I have a dataframe I am trying to clean. its not dates formatted in a string so Im converting it to datetime using:
df['datecreated']= pd.to_datetime(df['datecreated'], format='%Y-%m-%d %H:%M:%S.%f')
getting an error:
ValueError: time data "2021-09-16 16:32:11.643333" doesn't match format specified
however when I test it separately, it runs:
Why am I getting the ValueError ?
---------------------------------------------------------------------------
TypeError Traceback (most recent call last)
~\Anaconda3\lib\site-packages\pandas\core\arrays\datetimes.py in objects_to_datetime64ns(data, dayfirst, yearfirst, utc, errors, require_iso8601, allow_object)
2084 try:
-> 2085 values, tz_parsed = conversion.datetime_to_datetime64(data)
2086 # If tzaware, these values represent unix timestamps, so we
pandas\_libs\tslibs\conversion.pyx in pandas._libs.tslibs.conversion.datetime_to_datetime64()
TypeError: Unrecognized value type: <class 'str'>
During handling of the above exception, another exception occurred:
ValueError Traceback (most recent call last)
<ipython-input-59-63141dd04215> in <module>
----> 1 df['datecreated']= pd.to_datetime(df['datecreated'], format='%Y-%m-%d %H:%M:%S.%f')
2 df
~\Anaconda3\lib\site-packages\pandas\core\tools\datetimes.py in to_datetime(arg, errors, dayfirst, yearfirst, utc, format, exact, unit, infer_datetime_format, origin, cache)
803 result = arg.map(cache_array)
804 else:
--> 805 values = convert_listlike(arg._values, format)
806 result = arg._constructor(values, index=arg.index, name=arg.name)
807 elif isinstance(arg, (ABCDataFrame, abc.MutableMapping)):
~\Anaconda3\lib\site-packages\pandas\core\tools\datetimes.py in _convert_listlike_datetimes(arg, format, name, tz, unit, errors, infer_datetime_format, dayfirst, yearfirst, exact)
470 errors=errors,
471 require_iso8601=require_iso8601,
--> 472 allow_object=True,
473 )
474
~\Anaconda3\lib\site-packages\pandas\core\arrays\datetimes.py in objects_to_datetime64ns(data, dayfirst, yearfirst, utc, errors, require_iso8601, allow_object)
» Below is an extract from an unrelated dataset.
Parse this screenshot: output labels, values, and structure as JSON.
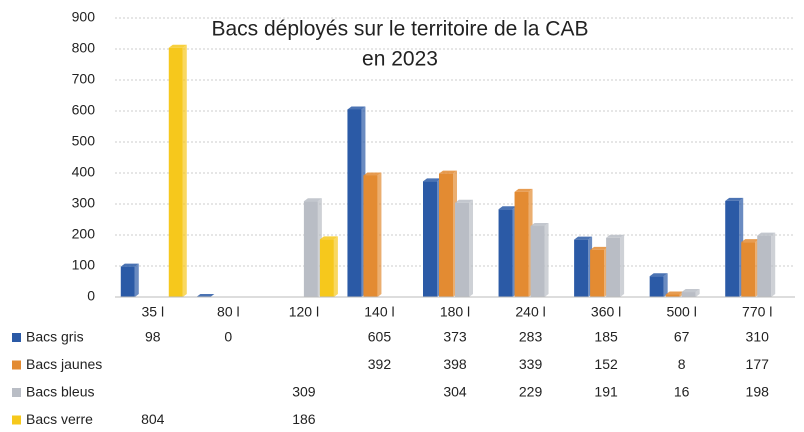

2088 return values.view("i8"), tz_parsed
2089 except (ValueError, TypeError):
-> 2090 raise e
2091
2092 if tz_parsed is not None:
~\Anaconda3\lib\site-packages\pandas\core\arrays\datetimes.py in objects_to_datetime64ns(data, dayfirst, yearfirst, utc, errors, require_iso8601, allow_object)
2079 dayfirst=dayfirst,
2080 yearfirst=yearfirst,
-> 2081 require_iso8601=require_iso8601,
2082 )
2083 except ValueError as e:
pandas\_libs\tslib.pyx in pandas._libs.tslib.array_to_datetime()
pandas\_libs\tslib.pyx in pandas._libs.tslib.array_to_datetime()
ValueError: time data "2021-09-16 16:32:11.643333" doesn't match format specified
Update
I tried adding: errors='coerce'
but the datecreated column is now NaT. that doesnt help me
CodePudding user response:
as the error suggests:
ValueError: time data "2021-09-16 16:32:11.643333" doesn't match format specified
the format needed the quotation marks as well.
df['datecreated']= pd.to_datetime(df['datecreated'], format='"%Y-%m-%d %H:%M:%S.%f"')
CodePudding user response:
If your date strings have extra double quotes at both ends, causing the format mismatch error, you are better to remove the double quotes before invoking pd.to_datetime
. In this way, if you have other elements without the double quotes, the codes still work for all entries with and without double quotes:
You can use .str.strip()
to remove the double quotes at both ends:
df['datecreated'] = pd.to_datetime(df['datecreated'].str.strip('"'), format='%Y-%m-%d %H:%M:%S.%f')